Wer CBD zum ersten Mal verwendet, sollte sich nicht von Marketingbegriffen leiten lassen, sondern von den konkreten Angaben auf dem CoA und der eigenen Erfahrung.
Ist Vollspektrum wirksamer als Isolat?
Möglich, aber nicht bewiesen. Die These des Entourage-Effekts ist wissenschaftlich plausibel, aber die klinische Evidenz ist begrenzt. Beide Extrakttypen haben ihre Berechtigung.

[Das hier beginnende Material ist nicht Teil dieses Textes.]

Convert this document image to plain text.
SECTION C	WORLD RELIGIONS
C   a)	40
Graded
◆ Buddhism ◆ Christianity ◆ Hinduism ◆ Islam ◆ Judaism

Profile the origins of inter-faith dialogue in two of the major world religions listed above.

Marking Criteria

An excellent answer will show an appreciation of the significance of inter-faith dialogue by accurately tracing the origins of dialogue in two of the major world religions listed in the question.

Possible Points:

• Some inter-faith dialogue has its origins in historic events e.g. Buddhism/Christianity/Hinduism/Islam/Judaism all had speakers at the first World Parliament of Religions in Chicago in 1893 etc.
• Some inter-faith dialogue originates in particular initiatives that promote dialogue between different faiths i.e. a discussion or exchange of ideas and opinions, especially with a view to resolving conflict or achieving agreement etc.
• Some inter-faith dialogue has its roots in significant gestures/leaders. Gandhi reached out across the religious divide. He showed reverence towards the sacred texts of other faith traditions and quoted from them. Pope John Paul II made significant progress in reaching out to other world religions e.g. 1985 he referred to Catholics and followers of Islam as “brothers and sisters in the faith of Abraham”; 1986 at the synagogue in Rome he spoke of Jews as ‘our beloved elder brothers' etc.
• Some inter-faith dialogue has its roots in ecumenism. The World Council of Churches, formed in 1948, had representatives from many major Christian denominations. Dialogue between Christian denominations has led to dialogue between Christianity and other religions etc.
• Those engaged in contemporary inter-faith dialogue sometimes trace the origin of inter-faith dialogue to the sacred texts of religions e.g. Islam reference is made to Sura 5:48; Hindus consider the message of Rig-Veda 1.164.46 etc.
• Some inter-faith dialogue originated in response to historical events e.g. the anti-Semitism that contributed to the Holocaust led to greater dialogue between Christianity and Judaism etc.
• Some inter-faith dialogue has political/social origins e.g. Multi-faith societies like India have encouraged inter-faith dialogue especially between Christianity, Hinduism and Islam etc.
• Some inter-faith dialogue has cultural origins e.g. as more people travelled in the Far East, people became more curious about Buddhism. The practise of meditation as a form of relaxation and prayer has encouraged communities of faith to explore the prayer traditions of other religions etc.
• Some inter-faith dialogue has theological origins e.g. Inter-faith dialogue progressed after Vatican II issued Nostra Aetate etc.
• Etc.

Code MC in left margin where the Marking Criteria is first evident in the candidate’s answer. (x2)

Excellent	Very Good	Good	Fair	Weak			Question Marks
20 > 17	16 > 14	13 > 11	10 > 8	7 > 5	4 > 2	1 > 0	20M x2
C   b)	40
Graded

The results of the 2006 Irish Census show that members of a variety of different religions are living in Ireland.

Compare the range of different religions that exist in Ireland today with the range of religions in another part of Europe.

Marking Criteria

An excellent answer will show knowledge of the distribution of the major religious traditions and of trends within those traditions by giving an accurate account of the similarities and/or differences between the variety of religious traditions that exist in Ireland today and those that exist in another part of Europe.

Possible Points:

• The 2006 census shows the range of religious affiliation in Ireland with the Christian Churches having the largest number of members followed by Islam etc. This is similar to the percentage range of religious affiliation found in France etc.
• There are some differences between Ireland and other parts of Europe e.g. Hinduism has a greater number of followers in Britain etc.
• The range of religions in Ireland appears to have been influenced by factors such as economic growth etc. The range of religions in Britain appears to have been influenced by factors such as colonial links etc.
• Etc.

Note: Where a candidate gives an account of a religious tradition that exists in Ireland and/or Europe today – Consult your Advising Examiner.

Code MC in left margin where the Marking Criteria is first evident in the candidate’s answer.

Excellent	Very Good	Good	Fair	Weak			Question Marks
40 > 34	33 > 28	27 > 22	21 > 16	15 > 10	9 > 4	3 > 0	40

Enthält Vollspektrum-CBD THC?
Ja, in Spuren – bei seriösen Produkten unter 0,2 %. Das ist der gesetzliche Grenzwert. Im CoA sollte der genaue Wert angegeben sein.
Was ist besser für Einsteiger?
Es gibt keine pauschale Empfehlung. Isolat bietet geschmackliche Neutralität und THC-Freiheit. Vollspektrum bietet das natürliche Pflanzenprofil. Beides ist als Einstieg geeignet.
Kann man Vollspektrum und Isolat am Aussehen unterscheiden?
Tendenziell ja. Vollspektrum mit Hanfsamenöl ist dunkel und schmeckt intensiv. Isolat in MCT-Öl ist hell und nahezu geschmacklos. Aber verlässlich ist nur das CoA.
Ist Breitspektrum ein guter Kompromiss?
Für Menschen, die mehrere Cannabinoide wollen, aber THC komplett vermeiden möchten – ja. Allerdings ist das Profil durch die THC-Entfernung verändert, was die Zusammensetzung gegenüber einem echten Vollspektrum leicht verschiebt.
Wie erkenne ich, ob ein „Vollspektrum"-Produkt wirklich eines ist?
Am CoA. Ein echtes Vollspektrum zeigt mehrere Cannabinoide (CBD, CBG, CBC, CBN) und idealerweise ein dokumentiertes Terpenprofil. Wenn nur CBD messbar ist, handelt es sich faktisch um ein Isolat – egal was auf dem Etikett steht.